A poitan resembles a potato in size and shape, but in actuality it is an immense grain berry, and provides all of a person’s dietary needs for grain. It dissolves readily in water, creating a broth that tastes like raw flour, requiring ingredients with very strong tastes to cover it up enough to make a palatable soup.
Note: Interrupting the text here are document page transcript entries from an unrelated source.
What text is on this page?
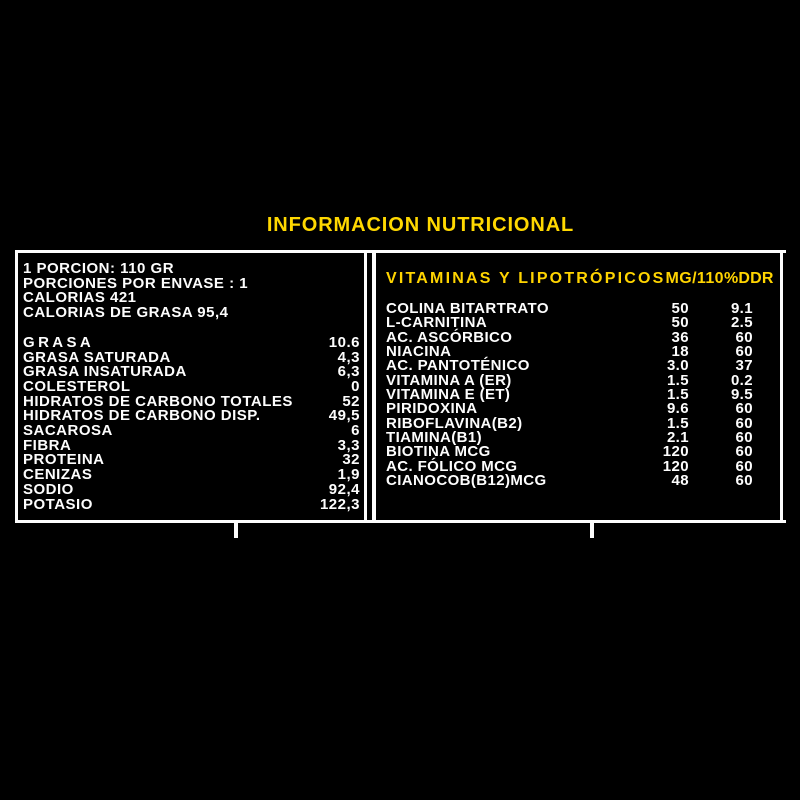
INFORMACION NUTRICIONAL
1 PORCION: 110 GR
PORCIONES POR ENVASE : 1
CALORIAS 421
CALORIAS DE GRASA 95,4
GRASA	10.6
GRASA SATURADA	4,3
GRASA INSATURADA	6,3
COLESTEROL	0
HIDRATOS DE CARBONO TOTALES	52
HIDRATOS DE CARBONO DISP.	49,5
SACAROSA	6
FIBRA	3,3
PROTEINA	32
CENIZAS	1,9
SODIO	92,4
POTASIO	122,3
VITAMINAS Y LIPOTRÓPICOS MG/110 %DDR
COLINA BITARTRATO	50	9.1
L-CARNITINA	50	2.5
AC. ASCÓRBICO	36	60
NIACINA	18	60
AC. PANTOTÉNICO	3.0	37
VITAMINA A (ER)	1.5	0.2
VITAMINA E (ET)	1.5	9.5
PIRIDOXINA	9.6	60
RIBOFLAVINA(B2)	1.5	60
TIAMINA(B1)	2.1	60
BIOTINA MCG	120	60
AC. FÓLICO MCG	120	60
CIANOCOB(B12)MCG	48	60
Though it is a grain, its tendency to agglutinate is very weak. In order to produce anything that even resembles bread out of it, a specific procedure must be followed. First, the poitan must be heated in a proportionately small amount of water until is dissolved, in order to make a thick, mushy broth. This must be further heated to the point of almost burning in order to reduce the water content, until it becomes a sort of batter. Drying this batter under sunlight will finally produce a dense flatbread that easily pulls apart, but is at least strong enough to make a sandwich with. A small amount of gigo can be added during the heating process to make this flatbread a little softer and fluffier.

Pula

A green vegetable shaped like a ginkgo leaf, but with thickness to it. It is bitter, but if cut into small pieces it can pleasantly accent other tastes.

Romu

A medicinal herb, with pitch-black leaves shaped like those of a maple tree. Reduces pain and fever. A single leaf made into a tea is an effective dose for an adult.

Tarapa

A red fruit about as big as a small pumpkin, with a similar ribbed skin and internal structure. It has a tomato-like flavor, though with a somewhat stronger sourness when raw. When combined with aria, pico, and fruit wine for sweetness, it produces a strong tomato stew that can even overcome the flouriness of poitan. A sort of ketchup can also be made from it.

Tino

A large green vegetable that looks like a rose made of cabbage or lettuce leaves. It has very little flavor, but can be used as a garnish, or to add a pleasant bit of fresh crispness to a chewing experience.

Zozo

A strongly aromatic plant that looks like a coiling beehive. It is not medicinal, but smells like medicine. The people of the forest’s edge use it as a soup ingredient to cover up the smell of giba meat, while the townsfolk make it into a tea. Zozo tea is mildly bitter, but smooth and pleasant to drink.